Wireless Body Sensor Networks: Security, Privacy, and Energy Efficiency in the Era of Cloud Computing

Introduction

The field of implantable medical devices (IMDs) has witnessed a rapid proliferation and increased success in the past decade. Leveraging the technological advancements in the fields of embedded computing, processor design, and wireless radio communications, these devices are now capable of performing vital monitoring and control activities inside the human body. Most of today’s sophisticated human implantable devices, such as drug delivery systems, neurological stimulators, cardiac defibrillators, and pacemakers, are equipped with dedicated computing power resources and supported with wireless radio transmission capabilities. Such advanced computing and network communication capabilities allow these devices to deliver critical telemetric remote monitoring services in real time over the Internet. Moreover, the enormous adoption of the Cloud computing model for delivering virtualized services over the Internet has provided IMDs with lucrative processing and storage facilities that suit their data-intensive nature and analysis requirements. A recent Transparency Market Research report (Transparency Market Research, 2013) states that the IMD market in the U.S. reached a $ 25.2 billion in 2012 and were predicted to reach $ 33.6 billion by 2018. According to the same report, the IMD market is anticipated to expand at a CAGR of nearly 4% from 2012 to 2018.
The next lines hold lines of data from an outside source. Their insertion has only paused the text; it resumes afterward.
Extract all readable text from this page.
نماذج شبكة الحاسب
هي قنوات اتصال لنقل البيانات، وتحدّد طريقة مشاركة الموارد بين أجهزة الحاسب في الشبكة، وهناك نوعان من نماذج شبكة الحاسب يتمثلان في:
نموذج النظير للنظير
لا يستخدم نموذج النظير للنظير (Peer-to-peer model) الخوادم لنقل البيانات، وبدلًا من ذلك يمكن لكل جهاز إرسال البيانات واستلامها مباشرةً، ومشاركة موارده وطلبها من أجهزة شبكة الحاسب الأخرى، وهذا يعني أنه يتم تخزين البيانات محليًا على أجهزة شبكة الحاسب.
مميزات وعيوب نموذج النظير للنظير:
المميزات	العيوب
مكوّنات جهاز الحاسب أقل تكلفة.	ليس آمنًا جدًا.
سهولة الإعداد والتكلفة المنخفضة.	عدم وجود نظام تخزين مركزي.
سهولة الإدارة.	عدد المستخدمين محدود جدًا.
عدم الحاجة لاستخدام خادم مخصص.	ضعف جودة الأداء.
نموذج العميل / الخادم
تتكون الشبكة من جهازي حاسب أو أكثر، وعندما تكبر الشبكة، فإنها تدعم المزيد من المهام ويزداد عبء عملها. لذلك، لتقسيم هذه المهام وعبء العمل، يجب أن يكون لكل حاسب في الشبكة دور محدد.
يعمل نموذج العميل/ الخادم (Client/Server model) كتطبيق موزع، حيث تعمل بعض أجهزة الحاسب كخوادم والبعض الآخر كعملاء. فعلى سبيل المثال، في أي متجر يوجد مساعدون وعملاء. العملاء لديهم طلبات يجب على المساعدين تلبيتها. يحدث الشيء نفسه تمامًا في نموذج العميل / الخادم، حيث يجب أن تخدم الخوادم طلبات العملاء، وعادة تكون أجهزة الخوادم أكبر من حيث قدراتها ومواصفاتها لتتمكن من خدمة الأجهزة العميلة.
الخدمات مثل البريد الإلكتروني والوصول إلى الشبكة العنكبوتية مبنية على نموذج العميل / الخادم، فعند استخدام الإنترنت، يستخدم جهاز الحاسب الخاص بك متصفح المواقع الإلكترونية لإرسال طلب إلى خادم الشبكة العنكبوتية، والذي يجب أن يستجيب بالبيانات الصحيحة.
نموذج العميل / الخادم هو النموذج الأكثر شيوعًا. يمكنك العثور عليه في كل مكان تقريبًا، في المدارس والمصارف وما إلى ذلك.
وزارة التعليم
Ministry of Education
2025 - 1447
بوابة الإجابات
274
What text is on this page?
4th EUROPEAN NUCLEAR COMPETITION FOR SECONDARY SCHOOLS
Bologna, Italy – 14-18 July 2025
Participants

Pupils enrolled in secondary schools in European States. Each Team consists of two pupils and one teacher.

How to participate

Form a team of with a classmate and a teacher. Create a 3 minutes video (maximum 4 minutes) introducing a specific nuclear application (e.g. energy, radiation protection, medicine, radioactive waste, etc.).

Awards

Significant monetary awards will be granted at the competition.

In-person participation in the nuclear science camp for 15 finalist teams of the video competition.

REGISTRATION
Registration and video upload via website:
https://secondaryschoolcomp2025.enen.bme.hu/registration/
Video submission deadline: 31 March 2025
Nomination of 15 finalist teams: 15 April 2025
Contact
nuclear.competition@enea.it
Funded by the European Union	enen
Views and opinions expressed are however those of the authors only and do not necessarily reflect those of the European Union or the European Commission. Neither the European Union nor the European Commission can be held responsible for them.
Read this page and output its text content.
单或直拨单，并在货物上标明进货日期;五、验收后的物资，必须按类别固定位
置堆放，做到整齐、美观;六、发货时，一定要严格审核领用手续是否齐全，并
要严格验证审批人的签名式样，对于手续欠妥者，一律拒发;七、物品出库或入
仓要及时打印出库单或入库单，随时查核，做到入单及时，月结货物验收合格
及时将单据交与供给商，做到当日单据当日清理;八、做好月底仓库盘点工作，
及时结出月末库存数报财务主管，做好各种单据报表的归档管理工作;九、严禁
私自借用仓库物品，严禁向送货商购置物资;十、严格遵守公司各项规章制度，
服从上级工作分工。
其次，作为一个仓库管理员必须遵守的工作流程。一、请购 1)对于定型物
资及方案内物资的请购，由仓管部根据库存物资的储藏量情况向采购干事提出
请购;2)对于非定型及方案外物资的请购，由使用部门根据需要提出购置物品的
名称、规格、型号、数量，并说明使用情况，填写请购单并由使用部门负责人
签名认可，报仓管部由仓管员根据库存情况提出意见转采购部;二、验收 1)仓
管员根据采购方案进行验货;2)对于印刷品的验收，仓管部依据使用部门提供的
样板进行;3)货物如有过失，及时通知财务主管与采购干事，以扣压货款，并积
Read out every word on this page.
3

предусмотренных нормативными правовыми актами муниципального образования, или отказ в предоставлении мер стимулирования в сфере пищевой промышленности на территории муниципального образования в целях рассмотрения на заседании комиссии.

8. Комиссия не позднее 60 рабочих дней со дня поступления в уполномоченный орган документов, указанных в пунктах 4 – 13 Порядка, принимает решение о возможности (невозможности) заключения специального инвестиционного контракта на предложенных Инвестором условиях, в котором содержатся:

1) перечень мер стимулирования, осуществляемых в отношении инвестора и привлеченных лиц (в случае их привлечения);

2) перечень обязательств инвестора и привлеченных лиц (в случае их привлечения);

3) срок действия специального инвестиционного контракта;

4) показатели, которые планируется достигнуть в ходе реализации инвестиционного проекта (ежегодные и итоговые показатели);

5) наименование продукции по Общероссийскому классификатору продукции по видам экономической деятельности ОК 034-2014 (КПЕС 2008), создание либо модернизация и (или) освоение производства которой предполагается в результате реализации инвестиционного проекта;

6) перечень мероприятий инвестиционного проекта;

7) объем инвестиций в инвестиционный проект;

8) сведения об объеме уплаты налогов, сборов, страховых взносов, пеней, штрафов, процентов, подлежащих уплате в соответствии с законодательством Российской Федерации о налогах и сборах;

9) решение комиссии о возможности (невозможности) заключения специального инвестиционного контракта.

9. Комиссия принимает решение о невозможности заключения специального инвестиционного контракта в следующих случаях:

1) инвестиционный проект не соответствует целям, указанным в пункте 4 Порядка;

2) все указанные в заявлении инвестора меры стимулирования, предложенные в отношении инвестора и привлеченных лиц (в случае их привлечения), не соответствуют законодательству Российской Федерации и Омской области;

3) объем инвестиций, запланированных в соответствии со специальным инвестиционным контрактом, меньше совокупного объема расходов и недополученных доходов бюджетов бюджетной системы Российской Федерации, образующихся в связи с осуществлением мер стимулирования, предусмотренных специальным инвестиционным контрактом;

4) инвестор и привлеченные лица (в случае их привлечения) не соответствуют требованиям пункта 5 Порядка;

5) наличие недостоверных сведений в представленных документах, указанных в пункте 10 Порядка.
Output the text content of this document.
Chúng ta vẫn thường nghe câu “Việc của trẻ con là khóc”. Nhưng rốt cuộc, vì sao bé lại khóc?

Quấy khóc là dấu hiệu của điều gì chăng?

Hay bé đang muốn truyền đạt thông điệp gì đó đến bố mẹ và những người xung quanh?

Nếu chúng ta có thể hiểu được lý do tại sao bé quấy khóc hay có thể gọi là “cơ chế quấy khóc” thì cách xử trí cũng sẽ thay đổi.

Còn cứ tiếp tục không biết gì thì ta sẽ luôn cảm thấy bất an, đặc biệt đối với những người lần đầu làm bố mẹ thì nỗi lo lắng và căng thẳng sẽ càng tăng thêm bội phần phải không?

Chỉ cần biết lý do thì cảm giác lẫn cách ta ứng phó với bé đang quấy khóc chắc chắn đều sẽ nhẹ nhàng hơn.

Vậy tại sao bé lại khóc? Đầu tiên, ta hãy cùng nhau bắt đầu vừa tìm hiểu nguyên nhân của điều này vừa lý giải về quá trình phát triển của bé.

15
This noticeable success in the field of IMDs and the major advancements in wireless sensor network algorithms and applications have stimulated the emergence of specialized biological networks termed as Body Sensor Networks (BSNs) or Body Area Networks (BANs). BSNs are specialized wireless sensor networks whose nodes are deployed on the human body either in the form of attached/embedded electrode-like patches or wearable as part of the human clothing. In both cases, BSNs consist of a collection of sensor nodes situated at strategic locations in the human body and capable of extracting and wirelessly communicating vital body signals and other context-specific environmental measurements to centralized servers in the Cloud. The centralized storage and processing resources in the Cloud provide hospitals and health care units with a reliable and timely interface to access and analyze the BSN data. Some of the vital body signals that can be monitored by a BSN are Systolic and Diastolic blood pressure, heart rate, ElectroCardioGram (ECG), ElectroMyoGram (EMG), ElectoEncephaloGram (EEG) records, breathing rate, Galvanic Skin Response(GSR), temperature, proximity, etc.

A typical BSN is presented in Figure 1. The body sensor nodes extract a predefined set of physiological body signals and wirelessly transmit the measured values in a hop-by-hop fashion to a BSN controller (usually a smart phone) attached to the human body. The BSN controller relays the collected signal values to a nearby Internet base station or router which in turn delivers the BSN physiological data to a Cloud computing infrastructure for storage and analysis. Employing BSNs in a health care environment together with the centralized storage and processing facilities provided by Cloud computing, will certainly enhance the quality of the health care service provided by supporting the ubiquitous and pervasive monitoring of the patient. With BSNs deployed on the patient’s body, medical personnel can examine and assess the patient medical conditions in real time, anywhere, and at any time without requiring the patient to be bounded to a specific location or physically connected to monitoring equipment.